Salabha = grasshopper, locust. So, Shalabhasana; the locust pose is a asana with backward bending of the spine. The final position of this Asana resembles a locust or a grasshopper–a strong flier i.e. the instrument to move is strong. To build the same quality in the body, muscles related to locomotion are strengthened.
Starting position: Lie on the stomach (prone position), with chin resting on the mat, legs stretched full length and toes pointing outwards. Make a fist of your arms and rest it underneath your groin area. Or you can rest the arms by the sides, palms facing down–slightly pushed under the thighs.
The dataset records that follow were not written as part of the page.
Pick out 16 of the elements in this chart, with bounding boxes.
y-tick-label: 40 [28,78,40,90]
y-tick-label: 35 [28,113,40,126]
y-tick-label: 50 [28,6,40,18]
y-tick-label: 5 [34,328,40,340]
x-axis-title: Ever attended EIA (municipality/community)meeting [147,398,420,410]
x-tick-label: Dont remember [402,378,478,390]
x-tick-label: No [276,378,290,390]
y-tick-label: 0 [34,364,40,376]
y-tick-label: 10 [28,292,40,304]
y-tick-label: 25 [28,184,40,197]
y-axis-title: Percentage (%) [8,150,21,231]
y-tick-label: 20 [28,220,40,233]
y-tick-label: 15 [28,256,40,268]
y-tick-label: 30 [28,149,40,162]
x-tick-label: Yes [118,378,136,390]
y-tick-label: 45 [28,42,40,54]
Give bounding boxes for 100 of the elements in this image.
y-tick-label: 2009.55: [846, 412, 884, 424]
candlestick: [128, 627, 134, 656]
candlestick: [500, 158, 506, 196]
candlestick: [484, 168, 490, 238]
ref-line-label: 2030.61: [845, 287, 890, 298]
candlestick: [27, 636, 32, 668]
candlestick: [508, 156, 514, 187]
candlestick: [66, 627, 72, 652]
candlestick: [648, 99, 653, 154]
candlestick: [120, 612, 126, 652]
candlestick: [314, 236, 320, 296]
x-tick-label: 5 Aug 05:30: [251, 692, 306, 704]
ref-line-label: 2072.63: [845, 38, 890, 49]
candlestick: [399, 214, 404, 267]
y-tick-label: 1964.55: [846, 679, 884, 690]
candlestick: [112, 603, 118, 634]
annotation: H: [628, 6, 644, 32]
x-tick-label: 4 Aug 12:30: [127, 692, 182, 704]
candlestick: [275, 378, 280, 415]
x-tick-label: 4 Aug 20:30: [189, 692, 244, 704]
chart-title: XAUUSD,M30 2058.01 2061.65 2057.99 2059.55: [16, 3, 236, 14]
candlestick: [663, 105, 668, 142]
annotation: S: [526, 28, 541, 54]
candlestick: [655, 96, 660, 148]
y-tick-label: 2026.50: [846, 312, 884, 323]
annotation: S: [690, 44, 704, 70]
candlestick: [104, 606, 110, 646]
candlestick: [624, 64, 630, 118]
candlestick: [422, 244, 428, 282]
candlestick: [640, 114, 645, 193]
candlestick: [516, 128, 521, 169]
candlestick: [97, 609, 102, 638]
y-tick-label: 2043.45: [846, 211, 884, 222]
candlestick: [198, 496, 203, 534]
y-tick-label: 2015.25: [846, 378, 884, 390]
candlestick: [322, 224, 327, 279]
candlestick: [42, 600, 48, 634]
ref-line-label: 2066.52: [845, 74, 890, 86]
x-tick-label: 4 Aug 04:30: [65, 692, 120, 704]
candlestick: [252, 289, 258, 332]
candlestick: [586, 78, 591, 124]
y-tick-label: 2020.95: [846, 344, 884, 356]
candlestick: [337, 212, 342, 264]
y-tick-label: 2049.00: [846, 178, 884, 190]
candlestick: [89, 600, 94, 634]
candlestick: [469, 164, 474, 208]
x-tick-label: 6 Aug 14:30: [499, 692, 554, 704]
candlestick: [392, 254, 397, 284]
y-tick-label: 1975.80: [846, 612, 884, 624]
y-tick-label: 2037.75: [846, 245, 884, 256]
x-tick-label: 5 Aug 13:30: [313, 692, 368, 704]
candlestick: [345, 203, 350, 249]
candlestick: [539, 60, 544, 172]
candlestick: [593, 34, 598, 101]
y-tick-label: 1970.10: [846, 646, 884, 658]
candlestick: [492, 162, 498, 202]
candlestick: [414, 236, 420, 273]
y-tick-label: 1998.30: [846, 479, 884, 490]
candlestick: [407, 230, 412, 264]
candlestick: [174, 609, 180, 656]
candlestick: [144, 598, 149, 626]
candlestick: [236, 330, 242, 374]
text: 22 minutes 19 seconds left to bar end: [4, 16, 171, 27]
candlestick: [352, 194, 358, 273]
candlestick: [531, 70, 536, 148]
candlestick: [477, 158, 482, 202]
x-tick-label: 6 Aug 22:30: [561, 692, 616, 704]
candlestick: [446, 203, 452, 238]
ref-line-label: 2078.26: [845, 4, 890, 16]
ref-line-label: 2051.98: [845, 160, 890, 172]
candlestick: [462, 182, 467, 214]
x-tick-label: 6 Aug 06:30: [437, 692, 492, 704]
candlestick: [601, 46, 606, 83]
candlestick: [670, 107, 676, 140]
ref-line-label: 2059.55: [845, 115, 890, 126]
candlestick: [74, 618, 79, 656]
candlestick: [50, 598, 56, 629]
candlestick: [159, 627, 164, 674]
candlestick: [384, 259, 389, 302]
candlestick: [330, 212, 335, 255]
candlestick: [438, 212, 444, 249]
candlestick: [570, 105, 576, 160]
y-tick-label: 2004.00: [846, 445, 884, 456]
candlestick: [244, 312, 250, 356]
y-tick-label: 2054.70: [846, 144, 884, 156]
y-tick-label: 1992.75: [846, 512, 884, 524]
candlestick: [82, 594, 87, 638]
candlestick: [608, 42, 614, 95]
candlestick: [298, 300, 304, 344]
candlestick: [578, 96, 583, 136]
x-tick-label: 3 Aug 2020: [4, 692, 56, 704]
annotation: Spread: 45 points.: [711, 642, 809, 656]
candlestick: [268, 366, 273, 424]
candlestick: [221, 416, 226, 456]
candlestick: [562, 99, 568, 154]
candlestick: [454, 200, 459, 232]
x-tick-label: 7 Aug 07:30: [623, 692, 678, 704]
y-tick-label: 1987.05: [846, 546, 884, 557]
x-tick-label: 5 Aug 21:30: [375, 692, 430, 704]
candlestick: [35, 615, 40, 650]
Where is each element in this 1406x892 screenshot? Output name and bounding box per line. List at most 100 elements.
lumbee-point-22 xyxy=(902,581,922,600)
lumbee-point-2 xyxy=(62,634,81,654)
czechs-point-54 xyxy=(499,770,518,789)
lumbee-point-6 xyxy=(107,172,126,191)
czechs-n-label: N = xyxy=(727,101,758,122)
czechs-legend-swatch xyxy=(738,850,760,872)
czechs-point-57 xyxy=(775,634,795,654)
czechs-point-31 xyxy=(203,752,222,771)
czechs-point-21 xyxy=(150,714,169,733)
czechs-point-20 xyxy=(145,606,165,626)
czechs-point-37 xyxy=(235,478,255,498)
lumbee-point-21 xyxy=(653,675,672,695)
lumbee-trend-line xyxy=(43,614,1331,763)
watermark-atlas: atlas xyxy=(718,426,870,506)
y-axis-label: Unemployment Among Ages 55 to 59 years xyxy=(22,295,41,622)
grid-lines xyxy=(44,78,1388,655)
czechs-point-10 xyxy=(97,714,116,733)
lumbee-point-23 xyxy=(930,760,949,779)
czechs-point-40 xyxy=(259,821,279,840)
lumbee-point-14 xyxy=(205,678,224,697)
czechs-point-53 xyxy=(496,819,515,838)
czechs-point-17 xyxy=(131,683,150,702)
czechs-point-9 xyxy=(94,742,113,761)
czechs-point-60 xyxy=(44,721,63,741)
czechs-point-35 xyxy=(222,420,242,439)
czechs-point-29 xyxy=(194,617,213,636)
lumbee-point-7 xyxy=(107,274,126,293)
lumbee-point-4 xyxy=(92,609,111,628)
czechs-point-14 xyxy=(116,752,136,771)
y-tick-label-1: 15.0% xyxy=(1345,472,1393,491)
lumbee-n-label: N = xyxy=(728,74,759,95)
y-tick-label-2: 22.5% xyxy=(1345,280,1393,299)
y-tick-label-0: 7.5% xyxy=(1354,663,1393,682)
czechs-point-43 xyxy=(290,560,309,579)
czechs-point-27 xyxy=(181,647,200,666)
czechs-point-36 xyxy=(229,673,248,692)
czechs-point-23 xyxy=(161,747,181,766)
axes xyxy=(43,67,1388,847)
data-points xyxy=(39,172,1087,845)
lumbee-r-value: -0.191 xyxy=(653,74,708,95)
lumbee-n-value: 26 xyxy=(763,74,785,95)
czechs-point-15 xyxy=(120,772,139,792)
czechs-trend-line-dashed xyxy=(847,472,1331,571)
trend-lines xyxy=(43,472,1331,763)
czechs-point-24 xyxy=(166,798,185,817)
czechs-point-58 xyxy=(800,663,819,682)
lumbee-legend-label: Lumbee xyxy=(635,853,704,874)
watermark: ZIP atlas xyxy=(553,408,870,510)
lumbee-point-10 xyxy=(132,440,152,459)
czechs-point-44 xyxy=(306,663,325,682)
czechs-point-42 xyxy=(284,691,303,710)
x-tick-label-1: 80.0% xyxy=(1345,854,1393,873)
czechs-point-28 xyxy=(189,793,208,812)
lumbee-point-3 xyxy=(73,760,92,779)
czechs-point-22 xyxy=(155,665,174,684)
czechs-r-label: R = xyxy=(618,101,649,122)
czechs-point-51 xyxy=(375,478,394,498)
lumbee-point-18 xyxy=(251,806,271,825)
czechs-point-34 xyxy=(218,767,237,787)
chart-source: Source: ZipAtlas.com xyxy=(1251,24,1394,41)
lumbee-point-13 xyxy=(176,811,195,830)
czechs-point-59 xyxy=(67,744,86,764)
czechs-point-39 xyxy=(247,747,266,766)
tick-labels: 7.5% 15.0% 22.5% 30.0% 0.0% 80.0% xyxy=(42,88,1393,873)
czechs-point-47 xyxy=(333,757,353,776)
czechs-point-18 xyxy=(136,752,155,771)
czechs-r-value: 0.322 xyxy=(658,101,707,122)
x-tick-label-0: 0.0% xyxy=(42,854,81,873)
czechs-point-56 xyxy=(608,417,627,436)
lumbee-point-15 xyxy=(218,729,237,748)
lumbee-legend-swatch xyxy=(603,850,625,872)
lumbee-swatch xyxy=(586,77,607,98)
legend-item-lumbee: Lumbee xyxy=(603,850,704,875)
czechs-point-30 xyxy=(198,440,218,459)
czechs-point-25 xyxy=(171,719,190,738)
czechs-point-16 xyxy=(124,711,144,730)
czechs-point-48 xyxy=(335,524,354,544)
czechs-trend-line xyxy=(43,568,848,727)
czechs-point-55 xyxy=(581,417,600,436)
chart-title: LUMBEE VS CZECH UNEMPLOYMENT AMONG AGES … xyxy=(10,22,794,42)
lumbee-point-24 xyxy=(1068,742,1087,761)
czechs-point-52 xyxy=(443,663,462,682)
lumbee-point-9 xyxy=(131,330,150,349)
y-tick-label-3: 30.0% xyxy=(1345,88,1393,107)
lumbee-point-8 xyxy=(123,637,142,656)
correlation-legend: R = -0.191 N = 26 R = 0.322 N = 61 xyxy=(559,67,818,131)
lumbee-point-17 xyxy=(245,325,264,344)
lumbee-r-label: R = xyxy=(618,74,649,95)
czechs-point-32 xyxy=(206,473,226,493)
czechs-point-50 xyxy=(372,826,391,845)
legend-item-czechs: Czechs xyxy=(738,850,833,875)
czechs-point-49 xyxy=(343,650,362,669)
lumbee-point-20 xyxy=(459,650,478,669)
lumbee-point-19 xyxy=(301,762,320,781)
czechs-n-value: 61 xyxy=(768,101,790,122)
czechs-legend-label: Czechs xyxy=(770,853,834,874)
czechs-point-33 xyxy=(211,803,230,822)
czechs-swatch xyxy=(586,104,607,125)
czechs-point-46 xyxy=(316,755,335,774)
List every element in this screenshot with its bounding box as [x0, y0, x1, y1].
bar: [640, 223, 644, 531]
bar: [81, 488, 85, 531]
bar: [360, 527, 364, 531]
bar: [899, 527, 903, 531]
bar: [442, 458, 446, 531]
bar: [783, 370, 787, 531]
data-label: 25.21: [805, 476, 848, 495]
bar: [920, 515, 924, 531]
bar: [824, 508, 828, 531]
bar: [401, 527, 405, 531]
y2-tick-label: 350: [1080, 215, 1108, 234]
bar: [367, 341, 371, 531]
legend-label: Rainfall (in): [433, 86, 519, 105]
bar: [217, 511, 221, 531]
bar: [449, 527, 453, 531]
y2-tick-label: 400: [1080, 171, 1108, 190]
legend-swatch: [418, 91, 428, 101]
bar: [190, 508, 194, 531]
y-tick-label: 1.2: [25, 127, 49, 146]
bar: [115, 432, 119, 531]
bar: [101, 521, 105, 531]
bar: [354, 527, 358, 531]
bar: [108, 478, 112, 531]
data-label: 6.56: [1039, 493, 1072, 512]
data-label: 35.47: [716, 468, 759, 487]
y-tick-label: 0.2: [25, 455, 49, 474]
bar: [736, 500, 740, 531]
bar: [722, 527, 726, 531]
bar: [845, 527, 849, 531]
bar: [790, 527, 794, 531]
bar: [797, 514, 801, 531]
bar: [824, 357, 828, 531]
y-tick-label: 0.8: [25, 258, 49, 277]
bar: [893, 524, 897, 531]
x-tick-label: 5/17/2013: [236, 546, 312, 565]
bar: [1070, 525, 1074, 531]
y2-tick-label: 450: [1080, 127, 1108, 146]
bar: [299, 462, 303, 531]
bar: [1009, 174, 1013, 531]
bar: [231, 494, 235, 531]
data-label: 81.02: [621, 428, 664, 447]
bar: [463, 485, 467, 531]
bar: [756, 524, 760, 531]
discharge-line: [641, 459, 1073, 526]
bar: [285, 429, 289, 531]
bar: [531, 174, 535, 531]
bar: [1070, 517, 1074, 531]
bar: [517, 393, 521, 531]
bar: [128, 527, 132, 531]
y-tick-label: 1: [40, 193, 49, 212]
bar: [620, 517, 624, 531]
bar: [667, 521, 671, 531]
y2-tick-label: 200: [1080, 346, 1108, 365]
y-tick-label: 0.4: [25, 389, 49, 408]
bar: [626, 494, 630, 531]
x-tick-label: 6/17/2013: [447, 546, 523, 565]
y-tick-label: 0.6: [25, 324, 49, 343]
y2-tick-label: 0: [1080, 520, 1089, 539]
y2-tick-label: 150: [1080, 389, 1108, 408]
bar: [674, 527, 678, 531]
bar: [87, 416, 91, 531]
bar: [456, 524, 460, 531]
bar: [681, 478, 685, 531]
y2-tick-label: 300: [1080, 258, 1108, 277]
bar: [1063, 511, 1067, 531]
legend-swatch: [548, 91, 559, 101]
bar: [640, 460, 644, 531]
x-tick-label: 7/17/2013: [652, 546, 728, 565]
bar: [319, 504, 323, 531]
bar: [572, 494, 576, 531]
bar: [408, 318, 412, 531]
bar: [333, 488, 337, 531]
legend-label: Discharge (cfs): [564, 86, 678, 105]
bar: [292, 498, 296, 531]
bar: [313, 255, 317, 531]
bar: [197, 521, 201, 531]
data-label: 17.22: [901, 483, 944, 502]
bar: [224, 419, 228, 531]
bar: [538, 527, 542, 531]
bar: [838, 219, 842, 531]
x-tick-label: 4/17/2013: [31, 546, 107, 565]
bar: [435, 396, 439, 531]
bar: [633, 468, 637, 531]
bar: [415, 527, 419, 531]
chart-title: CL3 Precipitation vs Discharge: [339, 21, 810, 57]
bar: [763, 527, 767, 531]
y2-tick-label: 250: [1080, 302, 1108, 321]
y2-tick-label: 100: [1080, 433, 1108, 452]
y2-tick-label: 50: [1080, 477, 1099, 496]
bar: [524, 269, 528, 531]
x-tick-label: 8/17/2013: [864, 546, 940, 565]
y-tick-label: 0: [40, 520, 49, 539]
Close the eyes and be at ease, maintaining the body awareness. You can also start the asana by being in the relaxing crocodile pose initially.
Exhaling, in 3 seconds, raise the right leg (kept straight) as high as possible without lifting the hips; keeping the left leg firmly on the ground. While raising the leg, secure the palms and contract the lower back muscles. This is known as Ardha or Sulabh shalabhasana.
Maintain this pose for 6 seconds, suspending the breath (final position).
Return to starting position: Inhaling, in 3 seconds, gently bring the raised foot down to attain starting position.
Follow the above steps with the left leg.
Now, perform the Asana with both the legs rising simultaneously, while exhaling to complete one round.After some practice, advanced students practice lifting both the hands up off the ground. Initially as you do Ardha Shalabhasana you can lift the opposite hand off the ground.
Recommended practice: Practice 3 rounds, with pause in-between rounds.
Contraindications: Hernia, hyper tension, heart ailments, pregnancy and peptic ulcers. People with a protruding belly will have difficulty lying in prone position.